Endoscopie non-articulaire du pied: désinsertion endoscopique de l'aponévrose plantaire superficielle et traitement de la maladie de Haglund
P. Christel,
Clinique Nollet,
21, rue Brochant,
75017 Paris

Une des méthodes traditionnelle proposée pour traiter les myoaponévrosites plantaires d'insertion, primitives ou secondaires, consiste à désinsérer l'aponévrose plantaire superficielle (APS) de son insertion calcanéenne. L'idée de la désinsertion endoscopique remonte au début des années 1990 (1-3). Après des évaluations en laboratoire, cette technique a connu un développement important aux Etats-Unis et il faut avouer que nous avons pris en France, à tord ou à raison, du retard dans ce domaine.

 

TECHNIQUES ENDOSCOPIQUES Choix des voies d'abord: Les portes dépendent de l'instrumentation utilisée. L'instrumentation est similaire à celle utilisée pour la libération endoscopique du canal carpien avec une optique de 4 mm orientée à 30°. La méthode à une voie d'abord, interne, utilise le matériel 3M avec une technique similaire à celle d'AGEE pour le canal carpien appelée " Inside Job ".

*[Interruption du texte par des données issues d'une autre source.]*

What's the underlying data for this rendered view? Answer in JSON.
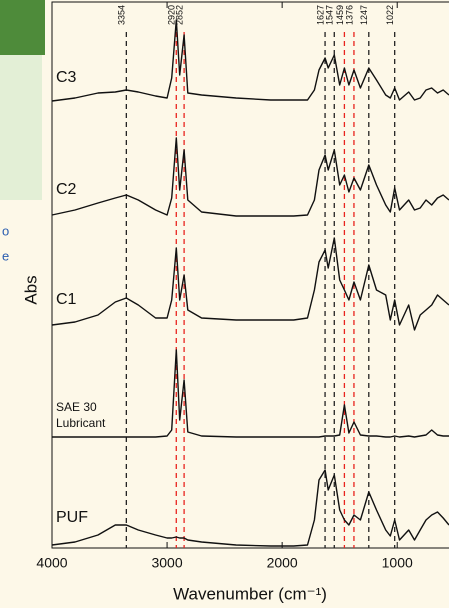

La technique à 2 voies d'abord utilise une porte interne et externe avec une instrumentation dérivée de celle du canal carpien (système Endotrac(tm)). La porte interne se trouve sur une ligne verticale abaissée du bord postérieur de la malléole interne, en regard de la grosse tubérosité calcanéenne au niveau de l'insertion postérieure de l'APS. Un trocart mousse est enfoncé transversalement au ras de l'aponévrose jusqu'au bord externe de la plante permettant d'établir la porte externe.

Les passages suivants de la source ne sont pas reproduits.